Growth and the British Economy
By Andrew White
The City Future blog has taken a bit of a hiatus over the summer coinciding with the parliamentary recess. Although parliament has returned in the worst of circumstances, being recalled to debate whether Britain should go to war for the second time in little over two years, this blog is primarily focussed mainly on finance and economics so we will leave the debate about the merits of war elsewhere.
Being as this is the beginning of the parliamentary year this is a perfect time to take stock, see how far we’ve come, and make ourselves hostages to fortune by making predictions about the future. It seems that the British economy is improving reasonably strongly. Growth for the second quarter of the year was revised up to 0.7%, the OECD raised their forecast for the British economy this year, with the best news being that the growth was quite even unlike in the recent past. All the four main sectors of the economy expanded with exports rising 3.6% over 3 months. Manufactures outputs have expanded with their output index hitting its highest level for almost 20 years and their order books reaching a record high according to the Markit/PMI survey.
People are finding jobs again with 29.78m people in work, a rise of 69,000 on the quarter and more than 300,000 on the year. This brought the number of people in work to almost 250,000 more than at the start of the recession as well as the numbers of people living in a household where nobody works has fallen to a record low. Even wages have started to rise again increasing by 2.4% in Q2 2013, the fastest its grown since 2000.
It is also worth pointing out, being as this is a blog aimed at the City, that the index of services output is up 2.8 % in June 2013 over June 2012, with business services & finance growing fasts, contributing 1.1 percentage points to total growth.
There is still a very long way to go, the budget deficit is still at what used to be an eye watering 7.4% however this is still a large drop from the 12.4% it was in 2009/10. Unemployment is still a problem remaining stubbornly over 2.5 million in terms of the ILO’s measure.
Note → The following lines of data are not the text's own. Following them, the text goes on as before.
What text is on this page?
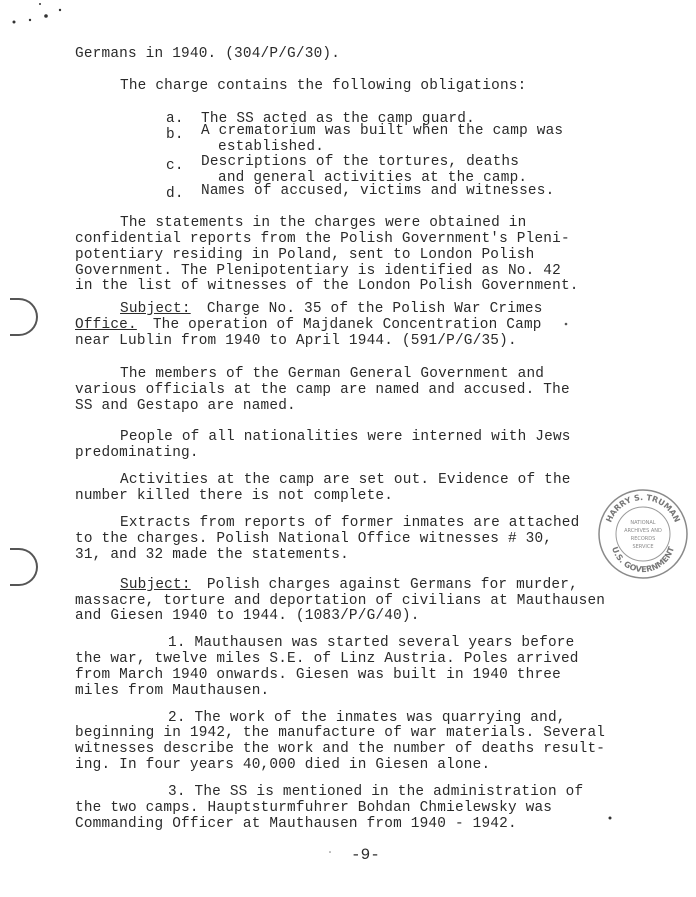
Germans in 1940. (304/P/G/30).
The charge contains the following obligations:
a. The SS acted as the camp guard.
b. A crematorium was built when the camp was
established.
c. Descriptions of the tortures, deaths
and general activities at the camp.
d. Names of accused, victims and witnesses.
The statements in the charges were obtained in
confidential reports from the Polish Government's Pleni-
potentiary residing in Poland, sent to London Polish
Government. The Plenipotentiary is identified as No. 42
in the list of witnesses of the London Polish Government.
Subject: Charge No. 35 of the Polish War Crimes
Office. The operation of Majdanek Concentration Camp
near Lublin from 1940 to April 1944. (591/P/G/35).
The members of the German General Government and
various officials at the camp are named and accused. The
SS and Gestapo are named.
People of all nationalities were interned with Jews
predominating.
Activities at the camp are set out. Evidence of the
number killed there is not complete.
Extracts from reports of former inmates are attached
to the charges. Polish National Office witnesses # 30,
31, and 32 made the statements.
Subject: Polish charges against Germans for murder,
massacre, torture and deportation of civilians at Mauthausen
and Giesen 1940 to 1944. (1083/P/G/40).
1. Mauthausen was started several years before
the war, twelve miles S.E. of Linz Austria. Poles arrived
from March 1940 onwards. Giesen was built in 1940 three
miles from Mauthausen.
2. The work of the inmates was quarrying and,
beginning in 1942, the manufacture of war materials. Several
witnesses describe the work and the number of deaths result-
ing. In four years 40,000 died in Giesen alone.
3. The SS is mentioned in the administration of
the two camps. Hauptsturmfuhrer Bohdan Chmielewsky was
Commanding Officer at Mauthausen from 1940 - 1942.
-9-
HARRY S. TRUMAN
U.S. GOVERNMENT
NATIONAL
ARCHIVES AND
RECORDS
SERVICE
James Tarbit in next week’s blog also raises some questions the business community still has about British politics and the economy.
It remains the case however that most economic indicators are now, at last, moving in the right direction. Just as importantly interest rates remain low, which was always the main aim of Osborne’s economic policy. With this monetary stimulus still in place, signs of growth from the British economy, and steady improvement in the fiscal position the worst may be over and the view from the end of this parliamentary year may look very different.